False vs misleading doesn't seem like a disagreement?

wongarsu · 2026-05-28T13:01:28 1779973288

According to the benchmark it is. "Only one verdict bucket can be correct per claim, so any disagreement among the panel means at least one model's verdict is label-inconsistent under this 4-bucket rubric (True / Mostly True / Misleading / False)"

thfuran · 2026-05-28T13:43:33 1779975813

That claim is both false and misleading.

kostaj · 2026-05-28T13:09:21 1779973761

Yes, they are much closer verdicts. True and Mostly True are also close. Used Krippendorff's α (ordinal) to not penalize much closer disagreements. 21% of the claims have models that are on the polar opposite sides - at least one True, and at least one False.

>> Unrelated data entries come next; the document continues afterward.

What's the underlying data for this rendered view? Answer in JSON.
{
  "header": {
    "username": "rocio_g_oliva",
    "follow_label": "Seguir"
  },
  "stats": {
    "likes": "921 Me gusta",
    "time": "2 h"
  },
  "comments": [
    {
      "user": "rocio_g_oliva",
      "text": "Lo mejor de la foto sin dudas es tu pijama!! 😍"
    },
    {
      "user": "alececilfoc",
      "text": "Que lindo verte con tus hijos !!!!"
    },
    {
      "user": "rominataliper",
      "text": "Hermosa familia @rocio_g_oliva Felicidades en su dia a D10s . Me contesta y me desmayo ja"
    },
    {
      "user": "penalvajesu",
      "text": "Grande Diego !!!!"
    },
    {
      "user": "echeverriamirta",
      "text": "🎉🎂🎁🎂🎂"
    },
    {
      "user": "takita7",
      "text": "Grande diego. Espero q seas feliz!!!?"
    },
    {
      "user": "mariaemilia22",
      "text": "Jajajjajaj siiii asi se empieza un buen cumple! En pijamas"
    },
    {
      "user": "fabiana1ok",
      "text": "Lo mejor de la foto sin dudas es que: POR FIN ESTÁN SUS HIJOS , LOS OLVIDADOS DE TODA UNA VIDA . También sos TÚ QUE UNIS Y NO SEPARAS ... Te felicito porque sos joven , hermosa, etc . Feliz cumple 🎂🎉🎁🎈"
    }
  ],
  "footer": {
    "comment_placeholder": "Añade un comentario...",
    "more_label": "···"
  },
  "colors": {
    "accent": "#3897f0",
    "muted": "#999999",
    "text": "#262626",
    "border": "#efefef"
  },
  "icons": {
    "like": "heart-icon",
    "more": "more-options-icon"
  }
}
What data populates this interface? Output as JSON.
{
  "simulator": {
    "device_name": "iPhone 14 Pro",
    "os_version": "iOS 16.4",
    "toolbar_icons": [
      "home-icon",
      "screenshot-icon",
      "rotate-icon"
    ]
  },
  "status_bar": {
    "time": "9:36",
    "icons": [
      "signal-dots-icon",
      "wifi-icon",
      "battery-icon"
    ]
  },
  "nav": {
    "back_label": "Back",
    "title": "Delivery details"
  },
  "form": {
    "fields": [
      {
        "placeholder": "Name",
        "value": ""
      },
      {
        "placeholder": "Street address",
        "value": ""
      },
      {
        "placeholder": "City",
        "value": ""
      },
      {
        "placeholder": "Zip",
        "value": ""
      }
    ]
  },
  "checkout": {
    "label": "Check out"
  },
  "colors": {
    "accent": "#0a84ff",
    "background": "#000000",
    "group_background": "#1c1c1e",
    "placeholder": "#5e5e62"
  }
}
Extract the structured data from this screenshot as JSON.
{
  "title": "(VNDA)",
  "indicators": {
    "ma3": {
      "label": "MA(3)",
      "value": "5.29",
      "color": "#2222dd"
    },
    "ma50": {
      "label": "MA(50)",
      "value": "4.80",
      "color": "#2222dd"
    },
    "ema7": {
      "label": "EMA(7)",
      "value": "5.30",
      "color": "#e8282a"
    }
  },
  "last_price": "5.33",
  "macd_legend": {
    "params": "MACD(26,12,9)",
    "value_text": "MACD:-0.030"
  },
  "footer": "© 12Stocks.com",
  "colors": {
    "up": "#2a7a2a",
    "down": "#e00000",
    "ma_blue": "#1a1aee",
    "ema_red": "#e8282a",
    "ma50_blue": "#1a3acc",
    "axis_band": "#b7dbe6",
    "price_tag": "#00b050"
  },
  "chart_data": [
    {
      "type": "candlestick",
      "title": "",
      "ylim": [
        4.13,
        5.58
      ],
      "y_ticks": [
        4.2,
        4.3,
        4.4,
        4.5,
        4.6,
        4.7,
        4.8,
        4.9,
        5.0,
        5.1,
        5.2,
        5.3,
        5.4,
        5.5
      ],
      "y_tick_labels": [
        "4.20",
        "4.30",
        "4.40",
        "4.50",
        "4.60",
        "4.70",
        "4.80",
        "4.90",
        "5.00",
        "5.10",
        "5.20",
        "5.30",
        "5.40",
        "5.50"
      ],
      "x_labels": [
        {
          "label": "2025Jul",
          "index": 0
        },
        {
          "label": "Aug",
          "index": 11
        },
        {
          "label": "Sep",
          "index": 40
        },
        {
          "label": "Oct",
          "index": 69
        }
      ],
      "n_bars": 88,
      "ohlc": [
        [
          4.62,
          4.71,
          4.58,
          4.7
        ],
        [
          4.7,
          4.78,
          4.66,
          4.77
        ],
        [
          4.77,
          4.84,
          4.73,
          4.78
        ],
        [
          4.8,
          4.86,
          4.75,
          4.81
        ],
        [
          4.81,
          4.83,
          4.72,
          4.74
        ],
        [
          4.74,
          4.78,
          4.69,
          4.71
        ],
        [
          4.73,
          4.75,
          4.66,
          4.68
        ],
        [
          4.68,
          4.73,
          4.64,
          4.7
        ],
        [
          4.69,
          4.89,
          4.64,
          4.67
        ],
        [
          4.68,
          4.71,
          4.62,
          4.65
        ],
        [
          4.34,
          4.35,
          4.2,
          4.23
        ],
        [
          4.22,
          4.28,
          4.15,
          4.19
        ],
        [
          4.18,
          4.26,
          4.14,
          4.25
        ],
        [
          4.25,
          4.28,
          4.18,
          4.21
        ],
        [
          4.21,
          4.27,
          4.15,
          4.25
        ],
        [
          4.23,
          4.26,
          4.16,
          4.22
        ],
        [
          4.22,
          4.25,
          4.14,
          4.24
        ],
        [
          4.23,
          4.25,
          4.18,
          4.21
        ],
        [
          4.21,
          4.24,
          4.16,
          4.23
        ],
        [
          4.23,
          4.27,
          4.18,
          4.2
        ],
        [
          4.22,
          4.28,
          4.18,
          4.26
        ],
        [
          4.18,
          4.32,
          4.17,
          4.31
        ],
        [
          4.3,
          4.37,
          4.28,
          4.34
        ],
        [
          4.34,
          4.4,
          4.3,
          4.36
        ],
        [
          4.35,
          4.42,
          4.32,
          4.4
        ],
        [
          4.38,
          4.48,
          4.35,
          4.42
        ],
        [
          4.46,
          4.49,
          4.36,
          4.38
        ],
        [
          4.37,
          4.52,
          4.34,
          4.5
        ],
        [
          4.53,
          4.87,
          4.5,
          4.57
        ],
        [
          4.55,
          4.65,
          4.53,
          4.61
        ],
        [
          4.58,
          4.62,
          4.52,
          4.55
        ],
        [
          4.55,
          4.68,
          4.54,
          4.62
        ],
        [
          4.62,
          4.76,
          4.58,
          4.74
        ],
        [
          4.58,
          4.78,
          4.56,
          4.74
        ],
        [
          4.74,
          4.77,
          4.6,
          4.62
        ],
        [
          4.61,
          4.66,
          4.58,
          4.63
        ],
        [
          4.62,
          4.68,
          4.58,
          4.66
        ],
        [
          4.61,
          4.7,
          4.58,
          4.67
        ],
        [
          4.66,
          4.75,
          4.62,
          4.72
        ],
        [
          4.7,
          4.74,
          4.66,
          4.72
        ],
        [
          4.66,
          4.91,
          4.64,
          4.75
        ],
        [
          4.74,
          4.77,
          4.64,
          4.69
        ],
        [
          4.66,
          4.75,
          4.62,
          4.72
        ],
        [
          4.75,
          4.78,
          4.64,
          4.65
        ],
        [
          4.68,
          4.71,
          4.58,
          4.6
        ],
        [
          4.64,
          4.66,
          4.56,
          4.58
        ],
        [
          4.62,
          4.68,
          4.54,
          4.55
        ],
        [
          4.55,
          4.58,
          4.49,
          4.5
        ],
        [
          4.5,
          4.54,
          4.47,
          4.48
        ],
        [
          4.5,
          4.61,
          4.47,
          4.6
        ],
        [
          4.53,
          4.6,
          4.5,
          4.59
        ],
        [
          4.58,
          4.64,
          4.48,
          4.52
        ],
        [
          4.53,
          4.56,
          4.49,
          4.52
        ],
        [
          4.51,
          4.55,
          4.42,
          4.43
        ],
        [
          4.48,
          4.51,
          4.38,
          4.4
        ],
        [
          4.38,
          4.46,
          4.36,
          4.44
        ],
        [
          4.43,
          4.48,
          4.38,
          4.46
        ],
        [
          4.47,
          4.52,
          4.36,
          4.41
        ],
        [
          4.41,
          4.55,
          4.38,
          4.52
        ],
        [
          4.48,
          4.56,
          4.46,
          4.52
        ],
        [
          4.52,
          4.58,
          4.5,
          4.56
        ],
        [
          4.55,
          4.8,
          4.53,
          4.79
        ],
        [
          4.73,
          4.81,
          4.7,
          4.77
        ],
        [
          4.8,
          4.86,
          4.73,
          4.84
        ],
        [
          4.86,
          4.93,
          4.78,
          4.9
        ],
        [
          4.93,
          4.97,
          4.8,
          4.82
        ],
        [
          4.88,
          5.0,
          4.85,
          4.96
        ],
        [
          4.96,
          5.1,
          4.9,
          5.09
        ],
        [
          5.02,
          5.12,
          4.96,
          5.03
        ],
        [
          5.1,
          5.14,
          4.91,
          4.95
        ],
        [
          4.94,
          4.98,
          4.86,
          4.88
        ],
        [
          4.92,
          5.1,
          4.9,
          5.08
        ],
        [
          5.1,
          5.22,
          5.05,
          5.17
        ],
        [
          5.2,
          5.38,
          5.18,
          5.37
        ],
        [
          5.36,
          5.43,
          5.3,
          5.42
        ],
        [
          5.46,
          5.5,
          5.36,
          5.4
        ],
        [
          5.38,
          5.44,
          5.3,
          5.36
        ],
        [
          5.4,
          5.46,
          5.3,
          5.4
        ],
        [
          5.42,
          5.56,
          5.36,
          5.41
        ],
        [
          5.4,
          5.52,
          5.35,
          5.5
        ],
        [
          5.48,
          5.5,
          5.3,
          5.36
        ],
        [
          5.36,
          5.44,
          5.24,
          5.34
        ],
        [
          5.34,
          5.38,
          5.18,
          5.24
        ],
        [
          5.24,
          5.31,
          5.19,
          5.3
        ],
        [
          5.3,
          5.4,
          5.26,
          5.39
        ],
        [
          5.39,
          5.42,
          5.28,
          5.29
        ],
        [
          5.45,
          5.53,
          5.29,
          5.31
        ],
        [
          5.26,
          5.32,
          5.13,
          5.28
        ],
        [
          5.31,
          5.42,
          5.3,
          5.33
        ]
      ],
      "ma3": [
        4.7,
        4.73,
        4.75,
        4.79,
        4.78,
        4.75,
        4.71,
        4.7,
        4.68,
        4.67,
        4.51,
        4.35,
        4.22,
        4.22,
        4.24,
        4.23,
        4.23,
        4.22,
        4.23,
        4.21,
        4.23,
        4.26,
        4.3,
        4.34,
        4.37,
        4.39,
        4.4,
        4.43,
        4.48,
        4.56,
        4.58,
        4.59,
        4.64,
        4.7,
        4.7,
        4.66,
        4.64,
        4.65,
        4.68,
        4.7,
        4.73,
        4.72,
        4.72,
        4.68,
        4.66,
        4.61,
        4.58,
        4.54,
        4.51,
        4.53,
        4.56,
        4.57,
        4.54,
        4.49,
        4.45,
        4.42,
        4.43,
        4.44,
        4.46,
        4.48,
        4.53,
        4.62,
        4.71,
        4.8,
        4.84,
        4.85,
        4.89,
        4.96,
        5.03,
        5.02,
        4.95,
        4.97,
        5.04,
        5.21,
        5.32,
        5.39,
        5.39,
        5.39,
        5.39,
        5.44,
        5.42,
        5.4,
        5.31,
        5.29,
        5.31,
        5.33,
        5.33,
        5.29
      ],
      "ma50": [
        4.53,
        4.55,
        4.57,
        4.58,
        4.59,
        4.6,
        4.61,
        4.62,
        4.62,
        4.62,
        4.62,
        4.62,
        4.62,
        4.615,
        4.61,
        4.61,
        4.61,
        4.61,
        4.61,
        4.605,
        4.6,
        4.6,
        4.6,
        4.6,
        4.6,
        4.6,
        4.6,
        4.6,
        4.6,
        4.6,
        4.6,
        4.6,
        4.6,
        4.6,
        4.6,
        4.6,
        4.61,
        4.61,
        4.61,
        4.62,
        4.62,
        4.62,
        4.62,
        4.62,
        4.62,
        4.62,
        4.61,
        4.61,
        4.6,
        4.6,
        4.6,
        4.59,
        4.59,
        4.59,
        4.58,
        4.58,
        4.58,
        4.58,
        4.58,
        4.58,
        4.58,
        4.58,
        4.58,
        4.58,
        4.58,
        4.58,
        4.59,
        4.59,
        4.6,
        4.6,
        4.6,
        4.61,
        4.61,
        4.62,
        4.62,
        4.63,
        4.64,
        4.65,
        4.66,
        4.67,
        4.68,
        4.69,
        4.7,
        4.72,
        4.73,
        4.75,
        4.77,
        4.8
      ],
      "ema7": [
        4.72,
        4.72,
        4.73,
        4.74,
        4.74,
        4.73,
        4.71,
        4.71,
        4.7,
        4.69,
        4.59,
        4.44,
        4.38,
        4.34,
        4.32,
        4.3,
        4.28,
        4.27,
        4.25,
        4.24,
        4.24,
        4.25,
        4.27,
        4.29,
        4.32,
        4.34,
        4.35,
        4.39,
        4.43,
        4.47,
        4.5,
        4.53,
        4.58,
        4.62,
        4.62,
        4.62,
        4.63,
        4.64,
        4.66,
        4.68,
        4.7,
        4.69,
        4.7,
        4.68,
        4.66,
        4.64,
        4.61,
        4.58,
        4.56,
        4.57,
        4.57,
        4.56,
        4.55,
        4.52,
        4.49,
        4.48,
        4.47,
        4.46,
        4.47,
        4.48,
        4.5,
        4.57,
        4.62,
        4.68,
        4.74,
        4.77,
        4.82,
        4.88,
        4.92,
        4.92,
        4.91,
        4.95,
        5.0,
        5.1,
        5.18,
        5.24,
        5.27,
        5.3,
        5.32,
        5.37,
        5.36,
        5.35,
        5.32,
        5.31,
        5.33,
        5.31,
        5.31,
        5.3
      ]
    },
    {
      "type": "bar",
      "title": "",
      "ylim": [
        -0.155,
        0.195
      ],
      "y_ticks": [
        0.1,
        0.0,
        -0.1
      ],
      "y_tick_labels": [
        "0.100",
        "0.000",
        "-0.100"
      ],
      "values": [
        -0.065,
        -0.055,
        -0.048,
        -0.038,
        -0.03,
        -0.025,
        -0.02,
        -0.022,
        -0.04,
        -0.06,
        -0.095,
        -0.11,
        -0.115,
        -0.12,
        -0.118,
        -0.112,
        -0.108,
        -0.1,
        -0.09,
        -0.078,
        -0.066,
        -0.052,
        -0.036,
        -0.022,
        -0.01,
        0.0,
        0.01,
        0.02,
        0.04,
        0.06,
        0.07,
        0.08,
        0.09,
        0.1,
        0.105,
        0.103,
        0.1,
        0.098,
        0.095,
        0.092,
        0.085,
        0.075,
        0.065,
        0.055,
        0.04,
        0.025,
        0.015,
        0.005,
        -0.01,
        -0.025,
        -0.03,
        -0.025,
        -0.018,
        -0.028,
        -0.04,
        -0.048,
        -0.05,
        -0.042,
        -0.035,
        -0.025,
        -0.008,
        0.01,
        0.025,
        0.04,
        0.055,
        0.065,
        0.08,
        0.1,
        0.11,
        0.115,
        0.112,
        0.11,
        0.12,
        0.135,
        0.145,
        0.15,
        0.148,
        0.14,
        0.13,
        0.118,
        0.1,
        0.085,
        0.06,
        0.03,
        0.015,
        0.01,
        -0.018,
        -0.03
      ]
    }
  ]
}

simonw · 2026-05-28T13:21:57 1779974517

Here are the claims with at least one True and at least one False:

https://lite.datasette.io/?csv=https%3A%2F%2Fstatic.simonwil...

A few examples:

> Ruskin Bond was born on May 19, 1934, in Kasauli, Himachal Pradesh, India.

> In the Libra clubs' contract with Grupo Globo for broadcast rights through 2029, the audience-revenue distribution equals 30% of the fixed amount the clubs receive.